Verse 18 is quite a puzzle, really, since we would think that the first part of the verse ought to be reversed thusly: “But someone will say, “I have faith, you have works.” But, of course, that is not what the passage says. I think that Davids (following Dibelius and others) is correct when he says that the point here is not someone being an adversary, but rather someone claiming that faith can exist apart from works, separately. So James’ answer obviously holds faith and works together in the Christian life.

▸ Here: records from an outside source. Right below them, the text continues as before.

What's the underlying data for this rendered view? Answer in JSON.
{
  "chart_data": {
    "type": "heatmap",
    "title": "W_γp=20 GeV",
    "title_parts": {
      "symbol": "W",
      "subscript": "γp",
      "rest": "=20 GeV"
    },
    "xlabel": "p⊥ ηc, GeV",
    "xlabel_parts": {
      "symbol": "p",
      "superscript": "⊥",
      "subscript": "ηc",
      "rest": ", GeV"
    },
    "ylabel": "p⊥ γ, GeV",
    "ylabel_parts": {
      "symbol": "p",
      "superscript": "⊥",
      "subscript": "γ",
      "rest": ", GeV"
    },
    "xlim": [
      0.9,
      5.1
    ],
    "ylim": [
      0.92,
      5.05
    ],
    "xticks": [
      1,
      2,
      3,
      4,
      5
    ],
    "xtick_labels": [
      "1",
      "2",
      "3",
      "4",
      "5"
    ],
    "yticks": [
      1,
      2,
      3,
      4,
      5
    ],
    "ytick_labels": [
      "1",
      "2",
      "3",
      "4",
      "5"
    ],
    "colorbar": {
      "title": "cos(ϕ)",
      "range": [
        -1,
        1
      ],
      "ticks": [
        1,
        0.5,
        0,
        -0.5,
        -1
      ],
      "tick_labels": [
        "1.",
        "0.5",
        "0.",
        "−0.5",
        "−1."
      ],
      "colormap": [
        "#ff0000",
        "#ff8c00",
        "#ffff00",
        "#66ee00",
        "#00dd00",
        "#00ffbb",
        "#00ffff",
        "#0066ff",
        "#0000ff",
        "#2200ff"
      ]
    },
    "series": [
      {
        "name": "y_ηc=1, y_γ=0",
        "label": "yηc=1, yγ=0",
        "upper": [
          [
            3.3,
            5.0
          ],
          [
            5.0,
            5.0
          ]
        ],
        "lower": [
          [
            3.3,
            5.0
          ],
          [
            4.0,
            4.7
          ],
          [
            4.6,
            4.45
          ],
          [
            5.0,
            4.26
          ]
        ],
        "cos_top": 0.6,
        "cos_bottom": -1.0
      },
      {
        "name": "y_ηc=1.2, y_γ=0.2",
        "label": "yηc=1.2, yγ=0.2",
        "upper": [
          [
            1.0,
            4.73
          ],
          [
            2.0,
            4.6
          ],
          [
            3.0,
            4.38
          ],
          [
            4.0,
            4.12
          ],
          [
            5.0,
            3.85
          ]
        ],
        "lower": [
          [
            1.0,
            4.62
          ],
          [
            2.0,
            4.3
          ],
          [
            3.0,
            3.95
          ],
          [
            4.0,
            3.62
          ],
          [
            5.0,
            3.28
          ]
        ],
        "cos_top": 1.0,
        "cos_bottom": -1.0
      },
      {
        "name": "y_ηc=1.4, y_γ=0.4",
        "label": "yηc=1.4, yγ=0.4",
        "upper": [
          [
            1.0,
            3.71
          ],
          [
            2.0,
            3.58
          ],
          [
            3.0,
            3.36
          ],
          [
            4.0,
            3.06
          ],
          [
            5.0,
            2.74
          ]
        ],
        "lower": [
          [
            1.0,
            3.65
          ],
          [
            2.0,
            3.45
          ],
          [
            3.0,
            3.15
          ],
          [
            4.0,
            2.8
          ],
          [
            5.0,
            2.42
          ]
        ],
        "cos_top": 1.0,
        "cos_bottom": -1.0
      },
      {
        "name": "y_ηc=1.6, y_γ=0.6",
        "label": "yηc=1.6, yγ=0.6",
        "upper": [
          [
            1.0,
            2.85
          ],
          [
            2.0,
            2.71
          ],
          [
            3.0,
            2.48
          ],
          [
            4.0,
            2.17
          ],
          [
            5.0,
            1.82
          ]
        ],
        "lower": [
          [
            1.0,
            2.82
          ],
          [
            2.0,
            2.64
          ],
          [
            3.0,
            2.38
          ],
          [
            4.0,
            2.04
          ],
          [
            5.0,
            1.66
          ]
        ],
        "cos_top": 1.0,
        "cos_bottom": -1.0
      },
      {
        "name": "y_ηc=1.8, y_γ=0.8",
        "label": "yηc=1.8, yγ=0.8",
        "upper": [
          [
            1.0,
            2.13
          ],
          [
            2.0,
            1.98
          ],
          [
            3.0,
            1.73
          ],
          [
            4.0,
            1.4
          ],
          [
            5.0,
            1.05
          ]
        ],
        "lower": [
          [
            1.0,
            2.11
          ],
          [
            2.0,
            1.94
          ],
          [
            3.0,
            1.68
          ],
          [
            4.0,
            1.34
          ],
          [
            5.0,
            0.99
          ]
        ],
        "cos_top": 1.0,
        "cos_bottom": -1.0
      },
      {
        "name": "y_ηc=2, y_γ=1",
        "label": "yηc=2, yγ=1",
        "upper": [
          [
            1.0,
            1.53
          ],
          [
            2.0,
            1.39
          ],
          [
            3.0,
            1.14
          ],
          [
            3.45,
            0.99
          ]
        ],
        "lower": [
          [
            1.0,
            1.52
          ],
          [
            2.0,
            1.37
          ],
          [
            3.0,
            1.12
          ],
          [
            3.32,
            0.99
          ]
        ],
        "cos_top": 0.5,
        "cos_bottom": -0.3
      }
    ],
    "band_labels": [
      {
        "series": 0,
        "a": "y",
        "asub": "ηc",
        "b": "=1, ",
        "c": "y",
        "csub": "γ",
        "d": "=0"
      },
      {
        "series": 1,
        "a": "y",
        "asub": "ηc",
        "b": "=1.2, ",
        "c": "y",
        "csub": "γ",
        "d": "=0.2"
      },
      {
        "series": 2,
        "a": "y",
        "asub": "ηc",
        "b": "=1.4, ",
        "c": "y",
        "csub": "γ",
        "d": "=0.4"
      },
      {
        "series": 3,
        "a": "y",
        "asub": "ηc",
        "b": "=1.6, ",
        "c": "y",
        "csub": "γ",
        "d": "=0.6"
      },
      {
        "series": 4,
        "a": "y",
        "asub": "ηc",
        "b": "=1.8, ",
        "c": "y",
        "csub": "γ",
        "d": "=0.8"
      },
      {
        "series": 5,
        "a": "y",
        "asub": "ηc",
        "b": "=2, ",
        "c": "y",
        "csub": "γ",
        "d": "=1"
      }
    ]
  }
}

The real crux of the passage occurs in verses 20-24. Is Abraham made right before God because of his works? By no means. The justification of Genesis 15:6 happened about thirty years before the Aqedah, as Jews call Genesis 22, the binding of Isaac. He was justified by faith alone in Genesis 15:6, as Paul uses this very verse in Romans 4:3. Well, that’s just peachy. Paul uses the verse to prove that Abraham was not justified by works, and James uses it to prove that he was justified by works! Or does he? What is going on here is often missed by commentators. I believe that the correct explanation is that the Aqedah demonstrated that Genesis 15:6 was true. James does not quote Genesis 15:6 to prove that Abraham was justified by works in the Pauline sense. He uses it to prove that Abraham was both said to have faith (Genesis 15:6), and demonstrated to have true faith (Genesis 22). Genesis 22 fulfilled the sense of Genesis 15:6. That is, Genesis 22 proved that Genesis 15:6 was true. Just as gold is tested by going through trial, so also Abraham’s faith was tested going through the Aqedah. The reality is that Paul talks about justification by faith, and James is talking about justification of faith. Justification is something different in Paul and James. With Paul, it means our standing before God. With James, it means the testing of our faith’s genuineness (again, remember the all-controlling verse 14). They do not contradict. And they do not mean the same thing by the term “justify.”